Wojciech Maćkowiak, dyrektor SP ZOZ w Kościanie od kilku tygodni prowadzi rozmowy z kandydatami zza wschodniej granicy. Największe przeszkody to brak znajomości jezyka polskiego oraz długotrwałe procedury związane z uznaniem ich dyplomów i specjalizacji medycznych. To dokumentacja uprawniająca do pracy w Polsce.

Poza tym - co naturalne - wielu Ukraińców deklaruje, że wróci do swojego kraju, najszybciej jak to możliwe. Ale ktoś musi leczyć także przybyszów ze Wschodu.
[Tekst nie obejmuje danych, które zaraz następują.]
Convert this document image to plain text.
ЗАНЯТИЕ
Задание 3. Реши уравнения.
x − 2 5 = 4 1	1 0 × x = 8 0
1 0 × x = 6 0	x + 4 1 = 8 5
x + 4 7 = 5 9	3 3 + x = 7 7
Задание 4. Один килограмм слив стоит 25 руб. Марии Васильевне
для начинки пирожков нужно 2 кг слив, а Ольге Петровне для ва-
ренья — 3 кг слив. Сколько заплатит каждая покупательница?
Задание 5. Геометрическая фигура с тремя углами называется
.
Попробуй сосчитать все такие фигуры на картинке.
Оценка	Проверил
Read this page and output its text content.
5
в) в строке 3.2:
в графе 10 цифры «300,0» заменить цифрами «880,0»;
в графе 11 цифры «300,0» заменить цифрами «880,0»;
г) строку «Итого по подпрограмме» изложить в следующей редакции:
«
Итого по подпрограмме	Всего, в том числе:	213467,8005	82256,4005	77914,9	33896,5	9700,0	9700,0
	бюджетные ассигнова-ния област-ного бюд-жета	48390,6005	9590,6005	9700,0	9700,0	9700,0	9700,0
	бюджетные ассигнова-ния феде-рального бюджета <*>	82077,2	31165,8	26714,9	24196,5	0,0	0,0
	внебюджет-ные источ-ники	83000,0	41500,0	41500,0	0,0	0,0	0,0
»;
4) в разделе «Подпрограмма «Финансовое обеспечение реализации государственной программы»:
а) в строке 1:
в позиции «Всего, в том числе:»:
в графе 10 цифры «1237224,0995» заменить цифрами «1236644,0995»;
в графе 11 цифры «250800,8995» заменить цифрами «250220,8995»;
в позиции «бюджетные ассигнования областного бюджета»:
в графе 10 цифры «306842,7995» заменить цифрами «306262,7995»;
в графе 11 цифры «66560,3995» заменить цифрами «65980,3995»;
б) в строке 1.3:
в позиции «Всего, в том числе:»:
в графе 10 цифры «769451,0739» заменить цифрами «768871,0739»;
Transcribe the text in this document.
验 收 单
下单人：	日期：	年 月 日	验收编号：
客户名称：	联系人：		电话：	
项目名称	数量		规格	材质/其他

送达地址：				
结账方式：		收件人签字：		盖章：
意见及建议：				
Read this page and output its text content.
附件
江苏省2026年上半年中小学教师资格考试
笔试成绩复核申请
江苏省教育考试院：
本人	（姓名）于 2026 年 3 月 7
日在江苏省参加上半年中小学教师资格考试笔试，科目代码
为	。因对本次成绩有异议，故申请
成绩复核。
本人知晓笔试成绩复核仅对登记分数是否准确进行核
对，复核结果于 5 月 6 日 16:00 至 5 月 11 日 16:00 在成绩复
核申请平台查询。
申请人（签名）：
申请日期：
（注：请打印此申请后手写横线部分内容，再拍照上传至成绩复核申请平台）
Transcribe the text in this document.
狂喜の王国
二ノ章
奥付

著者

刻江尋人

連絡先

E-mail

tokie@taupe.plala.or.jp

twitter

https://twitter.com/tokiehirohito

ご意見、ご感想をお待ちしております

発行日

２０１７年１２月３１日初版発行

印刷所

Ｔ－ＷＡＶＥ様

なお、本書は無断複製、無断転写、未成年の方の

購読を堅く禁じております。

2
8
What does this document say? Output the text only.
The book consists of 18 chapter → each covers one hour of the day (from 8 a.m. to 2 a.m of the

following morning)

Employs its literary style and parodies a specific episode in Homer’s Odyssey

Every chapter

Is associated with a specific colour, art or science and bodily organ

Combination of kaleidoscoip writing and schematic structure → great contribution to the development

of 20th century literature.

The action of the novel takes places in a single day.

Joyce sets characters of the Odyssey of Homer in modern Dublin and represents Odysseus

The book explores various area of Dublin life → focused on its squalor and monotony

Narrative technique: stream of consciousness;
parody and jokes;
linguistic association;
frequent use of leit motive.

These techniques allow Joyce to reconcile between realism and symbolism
Dlatego też szpital w Kościanie zatrudnił trzy lekarki z Ukrainy. Dwie z nich to specjalistki z neonatologii, a jedna - pediatra. Język ukraiński jest bardzo przydatny w leczeniu ich rodaków czasowo przebywających w Polsce.

Już zapisały się kurs języka polskiego. Dodatkowo zgłoszono te lekarki do kursów specjalistycznych prowadzonych przez polskie izby lekarskie. Gromadzona tez jest ich pełna dokumentacja medyczna. Wdrażane są do nowej pracy w placówce w Kościanie.

Zatrudnione lekarki są tymczasowo na okres kilku miesięcy. Koordynowane to jest wszystko poprzez Powiatowy Urząd Pracy w Kościanie.